# Antler Reproduction Price??



## jml2 (Dec 10, 2004)

Several years ago I shot a nice half racked buck. I think I want to have a taxidermist reproduce the missing side. How much would this cost? I am thinking of having this done and then hopefully next year getting a cape to having the antlers mounted on the cape. Any taxidermists in the southern MI area that do this kind of work. 

Thanks in advance.


----------



## Big Buck (Feb 8, 2000)

jml2
The best thing for you to do, is go to taxidermy.net and ask this qustion then get a hold of the MTA Michigan Taxidermy Association and ask them to recomond some one to you. 

One that comes to mind that I know of is Terry Weicks he is close to Grand Rapids.

I have a lot of mounts that I have done with repos, and I have bought a lot from him. They can start at 150 and go up from there.

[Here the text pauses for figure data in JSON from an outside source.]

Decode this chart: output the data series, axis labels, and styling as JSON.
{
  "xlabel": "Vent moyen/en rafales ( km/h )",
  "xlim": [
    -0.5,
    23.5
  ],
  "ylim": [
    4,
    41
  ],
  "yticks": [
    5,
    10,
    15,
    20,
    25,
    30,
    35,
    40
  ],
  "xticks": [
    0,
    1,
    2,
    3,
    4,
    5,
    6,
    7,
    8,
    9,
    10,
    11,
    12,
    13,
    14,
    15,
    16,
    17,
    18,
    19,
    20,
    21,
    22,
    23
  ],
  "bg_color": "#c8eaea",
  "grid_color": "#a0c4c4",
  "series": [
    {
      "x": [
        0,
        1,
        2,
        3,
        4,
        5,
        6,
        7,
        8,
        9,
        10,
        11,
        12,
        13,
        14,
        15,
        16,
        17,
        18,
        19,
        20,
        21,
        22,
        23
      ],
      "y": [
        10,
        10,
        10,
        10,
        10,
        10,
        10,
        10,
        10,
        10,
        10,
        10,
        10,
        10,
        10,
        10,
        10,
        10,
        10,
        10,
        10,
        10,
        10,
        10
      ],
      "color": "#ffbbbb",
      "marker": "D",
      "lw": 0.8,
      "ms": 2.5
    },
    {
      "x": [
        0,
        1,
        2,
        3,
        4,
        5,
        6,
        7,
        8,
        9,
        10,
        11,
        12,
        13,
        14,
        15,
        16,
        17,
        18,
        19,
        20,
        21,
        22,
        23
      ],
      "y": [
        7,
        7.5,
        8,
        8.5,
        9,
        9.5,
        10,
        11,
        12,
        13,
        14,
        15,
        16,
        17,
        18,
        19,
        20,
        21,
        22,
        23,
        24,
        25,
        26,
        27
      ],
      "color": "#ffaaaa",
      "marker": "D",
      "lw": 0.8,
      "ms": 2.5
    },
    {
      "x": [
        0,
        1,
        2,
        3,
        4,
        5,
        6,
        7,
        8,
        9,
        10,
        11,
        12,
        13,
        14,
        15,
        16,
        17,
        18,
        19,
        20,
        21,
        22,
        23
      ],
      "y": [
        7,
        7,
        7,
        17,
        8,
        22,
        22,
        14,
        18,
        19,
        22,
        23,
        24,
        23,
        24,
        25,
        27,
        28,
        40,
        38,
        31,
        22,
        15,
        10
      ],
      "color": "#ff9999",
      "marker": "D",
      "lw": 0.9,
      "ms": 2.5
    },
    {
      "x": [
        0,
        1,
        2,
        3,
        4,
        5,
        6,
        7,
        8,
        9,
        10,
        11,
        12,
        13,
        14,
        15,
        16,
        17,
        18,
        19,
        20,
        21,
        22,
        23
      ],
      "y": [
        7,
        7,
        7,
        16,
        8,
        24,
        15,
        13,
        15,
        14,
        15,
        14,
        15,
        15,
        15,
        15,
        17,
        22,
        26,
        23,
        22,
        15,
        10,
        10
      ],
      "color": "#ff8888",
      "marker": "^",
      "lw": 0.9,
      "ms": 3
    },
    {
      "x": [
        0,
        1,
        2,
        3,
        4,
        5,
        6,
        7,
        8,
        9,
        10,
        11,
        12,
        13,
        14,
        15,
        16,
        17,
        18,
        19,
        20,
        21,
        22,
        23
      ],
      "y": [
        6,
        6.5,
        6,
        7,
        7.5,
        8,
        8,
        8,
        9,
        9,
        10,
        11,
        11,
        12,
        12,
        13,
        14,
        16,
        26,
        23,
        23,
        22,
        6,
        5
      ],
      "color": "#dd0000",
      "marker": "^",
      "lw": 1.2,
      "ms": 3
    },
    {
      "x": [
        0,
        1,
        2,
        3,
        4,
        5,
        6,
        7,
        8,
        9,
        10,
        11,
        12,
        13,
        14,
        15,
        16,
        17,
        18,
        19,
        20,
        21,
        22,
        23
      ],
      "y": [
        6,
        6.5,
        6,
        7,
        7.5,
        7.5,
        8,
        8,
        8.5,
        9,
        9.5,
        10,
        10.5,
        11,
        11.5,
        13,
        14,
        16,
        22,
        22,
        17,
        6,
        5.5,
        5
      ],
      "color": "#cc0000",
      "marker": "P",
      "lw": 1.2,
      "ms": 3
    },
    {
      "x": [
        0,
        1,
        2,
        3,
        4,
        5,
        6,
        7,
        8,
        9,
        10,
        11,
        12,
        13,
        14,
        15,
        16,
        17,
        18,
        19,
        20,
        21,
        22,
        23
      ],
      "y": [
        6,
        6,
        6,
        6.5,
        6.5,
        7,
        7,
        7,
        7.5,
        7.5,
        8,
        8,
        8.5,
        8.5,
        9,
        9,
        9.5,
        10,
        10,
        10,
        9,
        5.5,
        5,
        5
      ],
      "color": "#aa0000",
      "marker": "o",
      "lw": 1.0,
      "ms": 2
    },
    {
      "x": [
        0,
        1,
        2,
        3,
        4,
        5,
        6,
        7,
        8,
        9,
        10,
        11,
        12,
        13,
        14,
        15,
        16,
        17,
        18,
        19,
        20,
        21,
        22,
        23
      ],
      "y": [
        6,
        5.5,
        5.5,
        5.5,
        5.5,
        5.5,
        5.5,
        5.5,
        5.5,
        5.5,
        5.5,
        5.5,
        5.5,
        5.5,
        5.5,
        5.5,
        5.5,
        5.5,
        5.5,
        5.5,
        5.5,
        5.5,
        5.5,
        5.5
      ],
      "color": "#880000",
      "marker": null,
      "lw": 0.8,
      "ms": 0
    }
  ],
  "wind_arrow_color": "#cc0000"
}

Good luck and let me know if you have any other question.


----------



## Mitchell Ulrich (Sep 10, 2007)

What your asking is going to cost you so much, your just going to say FOR GET IT! 

I had a huge rack come into my shop and checked into that same thing.

Usually the deal is...it'll cost you close to a grand (or more) and you/customer get the original and you get one set. They keep the copyright and the mold.

Huge bummer.


----------



## Paul Thompson (Jul 16, 2007)

You are better off finding an opposite side shed that is close to the original same age class rack.


----------